Die passend in bekenntnishafter Ich-Form gehaltene Geschichte, die Falter-Leser schon kennen und die im Frühjahr auch ins Kino kommt, ist schnell erzählt: Der streitlustige Jurist Klenk legt sich im Streit um ein Urteil, das Angehörigen einer von einer Kuh totgetrampelten Frau Schadenersatz zuspricht, mit der Bauernlobby an. Auf Facebook wird er von einem besonders verhöhnt. Es kommt, wie es kommen muss. Klenk redet mit ihm und fährt auf ein mehrtägiges Praktikum auf die Alm. Für Klenk wird es zu einer Art Damaskuserlebnis.
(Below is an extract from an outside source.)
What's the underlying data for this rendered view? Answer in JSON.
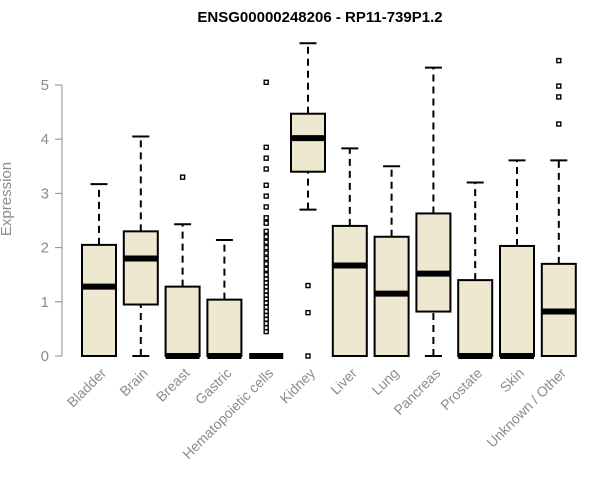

Aus der teilnehmenden Beobachtung auf der Alm mit schlechtem Netzempfang, Facebook-affinem Wutbauern und dessen vorzüglich kochender Mutter erwächst eine Freundschaft. Das Erlebte führt zur Rückbesinnung auf die eigene Familiengeschichte. Stammt doch der Vater des Autors vom Bauernhof aus einem Dorf, das längst nicht so aussieht wie früher. Doch darf der alte Herr sich in eingestreuten Interviewpassagen erinnern, wie das war, als Schweinen nicht die Schwänze kupiert wurden, sie nicht im eigenen Kot auf Spaltenböden vegetierten, kurz, als das Tier noch Kreatur und nicht vor allem Produkt war. Alles vielfach erzählt, beschrieben und analysiert.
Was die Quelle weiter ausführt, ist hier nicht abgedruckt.